Bei einer gemischten Tätigkeit
entscheidet das Gepräge, wenn die teils gewerblichen und teils land- und
forstwirtschaftlichen Tätigkeiten nicht getrennt werden können (R 15.5 Abs.
1 Sätze 4 ff. EStR). Es ist zu fragen, ob die Trennung in eine
freiberufliche und eine gewerbliche Tätigkeit möglich ist. Eine
einheitliche Betätigung liegt nur dann vor, wenn die verschiedenartigen
Tätigkeiten derart miteinander verflochten sind, dass sie sich gegenseitig
unlösbar bedingen (BFH, 11.07.1991 - IV R 102/90, BStBl II 1992, 413). In
diesem Fall ist der Gesamtbetrieb danach zu qualifizieren, welche der
einzelnen Tätigkeiten dem Betrieb das Gepräge gibt (BFH, 02.10.2003 - IV R
48/01, BStBl II 2004, 363). Auch aus Vereinfachungsgründen werden
folgende Fälle einer an sich nicht unter die Definition der Nutzung der
Naturkraft fallende Tätigkeit als sog. Nebenbetrieb (§ 13 Abs. 2 Nr. 1
EStG, R 15.5. Abs. 3 EStR) noch dem Anwendungsbereich des § 13 EStG
zugeordnet: - Verarbeitungsbetriebe der ersten Be-
oder Verarbeitungsstufe (R 15.5 Abs. 3 EStR),
-
Verwertung der Rohstoffe, wenn die dabei gewonnenen Erzeugnisse
nahezu ausschließlich im eigenen land- und forstwirtschaftlichen Betrieb
verwendet werden (R 15.5 Abs. 3 Satz 1 Nr. 2 und Abs. 4 EStR),
- dauernder und nachhaltiger Zukauf von fremden
Erzeugnissen (z.B. Handelswaren, die nicht im eigenen Betrieb
weiterbearbeitet werden), insbesondere dann, wenn dieser 30 % des Umsatzes
nicht übersteigt (R 15 Abs. 5 EStR),
- das
eigenständige Handelsgeschäft, wenn die eigenen Erzeugnisse des
Betriebs der Land- und Forstwirtschaft zu nicht mehr als 40 % über das
Handelsgeschäft abgesetzt werden, der Wert des Zukaufs fremder Erzeugnisse
aber 30 % des Umsatzes des Handelsgeschäftes übersteigt oder die eigenen
Erzeugnisse des Betriebs der Land- und Forstwirtschaft zu mehr als 40 %
über das Handelsgeschäft abgesetzt werden, diese jedoch im Verhältnis zur
gesamten Absatzmenge des Handelsgeschäftes nur von untergeordneter
Bedeutung sind (R 15 Abs. 6 EStR).
Der BFH (Urteil vom 25.03.2009
- IV R 21/06BStBl. II 2010, 113) hat für die Abgrenzung der Land- und
Forstwirtschaft zum Gewerbebetrieb neue Grenzen festgelegt:
Landwirte gehen immer häufiger dazu über, die von ihnen erzeugten Produkte
direkt an den Endverbraucher zu vermarkten. Dies geschieht üblicherweise
über Marktstand, Verkaufswagen oder Hofladen. Um die Attraktivität der
Absatzstellen für den Endverbraucher zu erhöhen, erweitern die Landwirte
ihr Warensortiment häufig um zugekaufte Waren unterschiedlichster Art.
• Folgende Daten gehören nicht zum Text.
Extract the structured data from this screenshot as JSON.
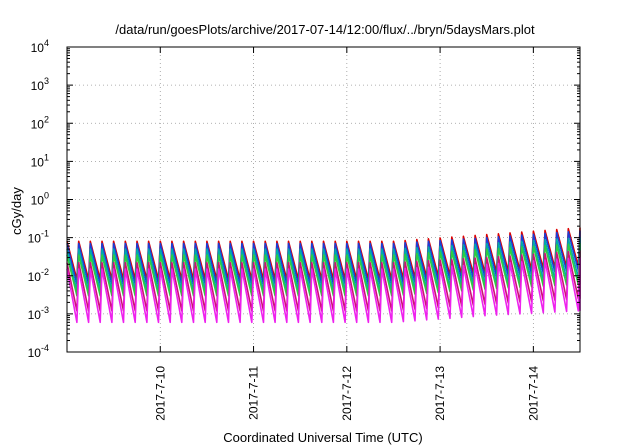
{
  "chart_data": {
    "type": "line",
    "title": "/data/run/goesPlots/archive/2017-07-14/12:00/flux/../bryn/5daysMars.plot",
    "xlabel": "Coordinated Universal Time (UTC)",
    "ylabel": "cGy/day",
    "yscale": "log",
    "ylim": [
      0.0001,
      10000
    ],
    "xlim": [
      "2017-07-09T00:00",
      "2017-07-14T12:00"
    ],
    "grid": true,
    "y_ticks": [
      {
        "base": "10",
        "exp": "-4"
      },
      {
        "base": "10",
        "exp": "-3"
      },
      {
        "base": "10",
        "exp": "-2"
      },
      {
        "base": "10",
        "exp": "-1"
      },
      {
        "base": "10",
        "exp": "0"
      },
      {
        "base": "10",
        "exp": "1"
      },
      {
        "base": "10",
        "exp": "2"
      },
      {
        "base": "10",
        "exp": "3"
      },
      {
        "base": "10",
        "exp": "4"
      }
    ],
    "x_ticks": [
      {
        "label": "2017-7-10",
        "x": "2017-07-10T00:00"
      },
      {
        "label": "2017-7-11",
        "x": "2017-07-11T00:00"
      },
      {
        "label": "2017-7-12",
        "x": "2017-07-12T00:00"
      },
      {
        "label": "2017-7-13",
        "x": "2017-07-13T00:00"
      },
      {
        "label": "2017-7-14",
        "x": "2017-07-14T00:00"
      }
    ],
    "oscillation_period_hours": 3,
    "series": [
      {
        "color": "#dd0000",
        "peak": [
          0.08,
          0.08,
          0.12,
          0.18
        ],
        "trough": [
          0.008,
          0.008,
          0.012,
          0.018
        ]
      },
      {
        "color": "#1a3fd8",
        "peak": [
          0.07,
          0.07,
          0.1,
          0.15
        ],
        "trough": [
          0.006,
          0.006,
          0.009,
          0.014
        ]
      },
      {
        "color": "#00aaaa",
        "peak": [
          0.05,
          0.05,
          0.07,
          0.1
        ],
        "trough": [
          0.004,
          0.004,
          0.006,
          0.009
        ]
      },
      {
        "color": "#2ecc40",
        "peak": [
          0.035,
          0.035,
          0.05,
          0.07
        ],
        "trough": [
          0.003,
          0.003,
          0.0045,
          0.006
        ]
      },
      {
        "color": "#cc1177",
        "peak": [
          0.022,
          0.022,
          0.03,
          0.045
        ],
        "trough": [
          0.0012,
          0.0012,
          0.0018,
          0.0025
        ]
      },
      {
        "color": "#ee22ee",
        "peak": [
          0.015,
          0.015,
          0.02,
          0.03
        ],
        "trough": [
          0.0006,
          0.0006,
          0.0009,
          0.0012
        ]
      }
    ],
    "series_keyframes_x": [
      "2017-07-09T00:00",
      "2017-07-12T12:00",
      "2017-07-13T12:00",
      "2017-07-14T12:00"
    ]
  }
}
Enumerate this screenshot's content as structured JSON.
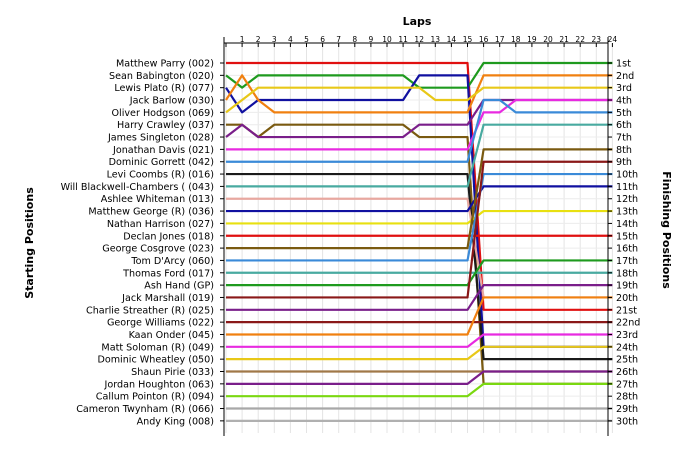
{
  "chart_data": {
    "type": "line",
    "title_top": "Laps",
    "ylabel_left": "Starting Positions",
    "ylabel_right": "Finishing Positions",
    "laps": [
      1,
      2,
      3,
      4,
      5,
      6,
      7,
      8,
      9,
      10,
      11,
      12,
      13,
      14,
      15,
      16,
      17,
      18,
      19,
      20,
      21,
      22,
      23,
      24
    ],
    "lap_tick_labels": [
      "1",
      "2",
      "3",
      "4",
      "5",
      "6",
      "7",
      "8",
      "9",
      "10",
      "11",
      "12",
      "13",
      "14",
      "15",
      "16",
      "17",
      "18",
      "19",
      "20",
      "21",
      "22",
      "23",
      "24"
    ],
    "finishing_labels": [
      "1st",
      "2nd",
      "3rd",
      "4th",
      "5th",
      "6th",
      "7th",
      "8th",
      "9th",
      "10th",
      "11th",
      "12th",
      "13th",
      "14th",
      "15th",
      "16th",
      "17th",
      "18th",
      "19th",
      "20th",
      "21st",
      "22nd",
      "23rd",
      "24th",
      "25th",
      "26th",
      "27th",
      "28th",
      "29th",
      "30th"
    ],
    "grid": true,
    "series": [
      {
        "name": "Matthew Parry (002)",
        "color": "#e01010",
        "positions": [
          1,
          1,
          1,
          1,
          1,
          1,
          1,
          1,
          1,
          1,
          1,
          1,
          1,
          1,
          1,
          1,
          21,
          21,
          21,
          21,
          21,
          21,
          21,
          21,
          21
        ]
      },
      {
        "name": "Sean Babington (020)",
        "color": "#1e9a1e",
        "positions": [
          2,
          3,
          2,
          2,
          2,
          2,
          2,
          2,
          2,
          2,
          2,
          2,
          3,
          3,
          3,
          3,
          1,
          1,
          1,
          1,
          1,
          1,
          1,
          1,
          1
        ]
      },
      {
        "name": "Lewis Plato (R) (077)",
        "color": "#1010a0",
        "positions": [
          3,
          5,
          4,
          4,
          4,
          4,
          4,
          4,
          4,
          4,
          4,
          4,
          2,
          2,
          2,
          2,
          24,
          24,
          24,
          24,
          24,
          24,
          24,
          24,
          24
        ]
      },
      {
        "name": "Jack Barlow (030)",
        "color": "#f08010",
        "positions": [
          4,
          2,
          4,
          5,
          5,
          5,
          5,
          5,
          5,
          5,
          5,
          5,
          5,
          5,
          5,
          5,
          2,
          2,
          2,
          2,
          2,
          2,
          2,
          2,
          2
        ]
      },
      {
        "name": "Oliver Hodgson (069)",
        "color": "#e8c818",
        "positions": [
          5,
          4,
          3,
          3,
          3,
          3,
          3,
          3,
          3,
          3,
          3,
          3,
          3,
          4,
          4,
          4,
          3,
          3,
          3,
          3,
          3,
          3,
          3,
          3,
          3
        ]
      },
      {
        "name": "Harry Crawley (037)",
        "color": "#7a5a10",
        "positions": [
          6,
          6,
          7,
          6,
          6,
          6,
          6,
          6,
          6,
          6,
          6,
          6,
          7,
          7,
          7,
          7,
          27,
          27,
          27,
          27,
          27,
          27,
          27,
          27,
          27
        ]
      },
      {
        "name": "James Singleton (028)",
        "color": "#7a1e8a",
        "positions": [
          7,
          6,
          7,
          7,
          7,
          7,
          7,
          7,
          7,
          7,
          7,
          7,
          6,
          6,
          6,
          6,
          4,
          4,
          4,
          4,
          4,
          4,
          4,
          4,
          4
        ]
      },
      {
        "name": "Jonathan Davis (021)",
        "color": "#e82ae0",
        "positions": [
          8,
          8,
          8,
          8,
          8,
          8,
          8,
          8,
          8,
          8,
          8,
          8,
          8,
          8,
          8,
          8,
          5,
          5,
          4,
          4,
          4,
          4,
          4,
          4,
          4
        ]
      },
      {
        "name": "Dominic Gorrett (042)",
        "color": "#3a8ad8",
        "positions": [
          9,
          9,
          9,
          9,
          9,
          9,
          9,
          9,
          9,
          9,
          9,
          9,
          9,
          9,
          9,
          9,
          4,
          4,
          5,
          5,
          5,
          5,
          5,
          5,
          5
        ]
      },
      {
        "name": "Levi Coombs (R) (016)",
        "color": "#1a1a1a",
        "positions": [
          10,
          10,
          10,
          10,
          10,
          10,
          10,
          10,
          10,
          10,
          10,
          10,
          10,
          10,
          10,
          10,
          25,
          25,
          25,
          25,
          25,
          25,
          25,
          25,
          25
        ]
      },
      {
        "name": "Will Blackwell-Chambers ( (043)",
        "color": "#48aaa0",
        "positions": [
          11,
          11,
          11,
          11,
          11,
          11,
          11,
          11,
          11,
          11,
          11,
          11,
          11,
          11,
          11,
          11,
          6,
          6,
          6,
          6,
          6,
          6,
          6,
          6,
          6
        ]
      },
      {
        "name": "Ashlee Whiteman (013)",
        "color": "#e8a8a0",
        "positions": [
          12,
          12,
          12,
          12,
          12,
          12,
          12,
          12,
          12,
          12,
          12,
          12,
          12,
          12,
          12,
          12,
          20,
          20,
          20,
          20,
          20,
          20,
          20,
          20,
          20
        ]
      },
      {
        "name": "Matthew George (R) (036)",
        "color": "#1010a0",
        "positions": [
          13,
          13,
          13,
          13,
          13,
          13,
          13,
          13,
          13,
          13,
          13,
          13,
          13,
          13,
          13,
          13,
          11,
          11,
          11,
          11,
          11,
          11,
          11,
          11,
          11
        ]
      },
      {
        "name": "Nathan Harrison (027)",
        "color": "#e8e010",
        "positions": [
          14,
          14,
          14,
          14,
          14,
          14,
          14,
          14,
          14,
          14,
          14,
          14,
          14,
          14,
          14,
          14,
          13,
          13,
          13,
          13,
          13,
          13,
          13,
          13,
          13
        ]
      },
      {
        "name": "Declan Jones (018)",
        "color": "#e01010",
        "positions": [
          15,
          15,
          15,
          15,
          15,
          15,
          15,
          15,
          15,
          15,
          15,
          15,
          15,
          15,
          15,
          15,
          15,
          15,
          15,
          15,
          15,
          15,
          15,
          15,
          15
        ]
      },
      {
        "name": "George Cosgrove (023)",
        "color": "#7a5a10",
        "positions": [
          16,
          16,
          16,
          16,
          16,
          16,
          16,
          16,
          16,
          16,
          16,
          16,
          16,
          16,
          16,
          16,
          8,
          8,
          8,
          8,
          8,
          8,
          8,
          8,
          8
        ]
      },
      {
        "name": "Tom D'Arcy (060)",
        "color": "#3a8ad8",
        "positions": [
          17,
          17,
          17,
          17,
          17,
          17,
          17,
          17,
          17,
          17,
          17,
          17,
          17,
          17,
          17,
          17,
          10,
          10,
          10,
          10,
          10,
          10,
          10,
          10,
          10
        ]
      },
      {
        "name": "Thomas Ford (017)",
        "color": "#48aaa0",
        "positions": [
          18,
          18,
          18,
          18,
          18,
          18,
          18,
          18,
          18,
          18,
          18,
          18,
          18,
          18,
          18,
          18,
          18,
          18,
          18,
          18,
          18,
          18,
          18,
          18,
          18
        ]
      },
      {
        "name": "Ash Hand (GP)",
        "color": "#1e9a1e",
        "positions": [
          19,
          19,
          19,
          19,
          19,
          19,
          19,
          19,
          19,
          19,
          19,
          19,
          19,
          19,
          19,
          19,
          17,
          17,
          17,
          17,
          17,
          17,
          17,
          17,
          17
        ]
      },
      {
        "name": "Jack Marshall (019)",
        "color": "#8a1818",
        "positions": [
          20,
          20,
          20,
          20,
          20,
          20,
          20,
          20,
          20,
          20,
          20,
          20,
          20,
          20,
          20,
          20,
          9,
          9,
          9,
          9,
          9,
          9,
          9,
          9,
          9
        ]
      },
      {
        "name": "Charlie Streather (R) (025)",
        "color": "#7a1e8a",
        "positions": [
          21,
          21,
          21,
          21,
          21,
          21,
          21,
          21,
          21,
          21,
          21,
          21,
          21,
          21,
          21,
          21,
          19,
          19,
          19,
          19,
          19,
          19,
          19,
          19,
          19
        ]
      },
      {
        "name": "George Williams (022)",
        "color": "#8a1818",
        "positions": [
          22,
          22,
          22,
          22,
          22,
          22,
          22,
          22,
          22,
          22,
          22,
          22,
          22,
          22,
          22,
          22,
          22,
          22,
          22,
          22,
          22,
          22,
          22,
          22,
          22
        ]
      },
      {
        "name": "Kaan Onder (045)",
        "color": "#f08010",
        "positions": [
          23,
          23,
          23,
          23,
          23,
          23,
          23,
          23,
          23,
          23,
          23,
          23,
          23,
          23,
          23,
          23,
          20,
          20,
          20,
          20,
          20,
          20,
          20,
          20,
          20
        ]
      },
      {
        "name": "Matt Soloman (R) (049)",
        "color": "#e82ae0",
        "positions": [
          24,
          24,
          24,
          24,
          24,
          24,
          24,
          24,
          24,
          24,
          24,
          24,
          24,
          24,
          24,
          24,
          23,
          23,
          23,
          23,
          23,
          23,
          23,
          23,
          23
        ]
      },
      {
        "name": "Dominic Wheatley (050)",
        "color": "#e8c818",
        "positions": [
          25,
          25,
          25,
          25,
          25,
          25,
          25,
          25,
          25,
          25,
          25,
          25,
          25,
          25,
          25,
          25,
          24,
          24,
          24,
          24,
          24,
          24,
          24,
          24,
          24
        ]
      },
      {
        "name": "Shaun Pirie (033)",
        "color": "#a07848",
        "positions": [
          26,
          26,
          26,
          26,
          26,
          26,
          26,
          26,
          26,
          26,
          26,
          26,
          26,
          26,
          26,
          26,
          26,
          26,
          26,
          26,
          26,
          26,
          26,
          26,
          26
        ]
      },
      {
        "name": "Jordan Houghton (063)",
        "color": "#7a1e8a",
        "positions": [
          27,
          27,
          27,
          27,
          27,
          27,
          27,
          27,
          27,
          27,
          27,
          27,
          27,
          27,
          27,
          27,
          26,
          26,
          26,
          26,
          26,
          26,
          26,
          26,
          26
        ]
      },
      {
        "name": "Callum Pointon (R) (094)",
        "color": "#7ad810",
        "positions": [
          28,
          28,
          28,
          28,
          28,
          28,
          28,
          28,
          28,
          28,
          28,
          28,
          28,
          28,
          28,
          28,
          27,
          27,
          27,
          27,
          27,
          27,
          27,
          27,
          27
        ]
      },
      {
        "name": "Cameron Twynham (R) (066)",
        "color": "#a8a8a8",
        "positions": [
          29,
          29,
          29,
          29,
          29,
          29,
          29,
          29,
          29,
          29,
          29,
          29,
          29,
          29,
          29,
          29,
          29,
          29,
          29,
          29,
          29,
          29,
          29,
          29,
          29
        ]
      },
      {
        "name": "Andy King (008)",
        "color": "#b0b0b0",
        "positions": [
          30,
          30,
          30,
          30,
          30,
          30,
          30,
          30,
          30,
          30,
          30,
          30,
          30,
          30,
          30,
          30,
          30,
          30,
          30,
          30,
          30,
          30,
          30,
          30,
          30
        ]
      }
    ]
  }
}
Durch das Angebot zugekaufter Waren im Hofladen verhalten sich Landwirte
nach Auffassung des BFH händlertypisch und damit gewerblich. Dabei
stellt sich die Frage, ob überhaupt und wenn ja, ab wann die
Handelstätigkeit die landwirtschaftliche Tätigkeit "infiziert" und dort zu
einer Umqualifizierung der landwirtschaftlichen Einkünfte führt. Dazu wurden abweichend von
der vorgehenden Rechtsprechung (BFH, 27.11.1980 - IV R 31/76, BStBl II
1981, 518) neue Grenzen für die Annahme eines Gewerbebetriebs festgelegt.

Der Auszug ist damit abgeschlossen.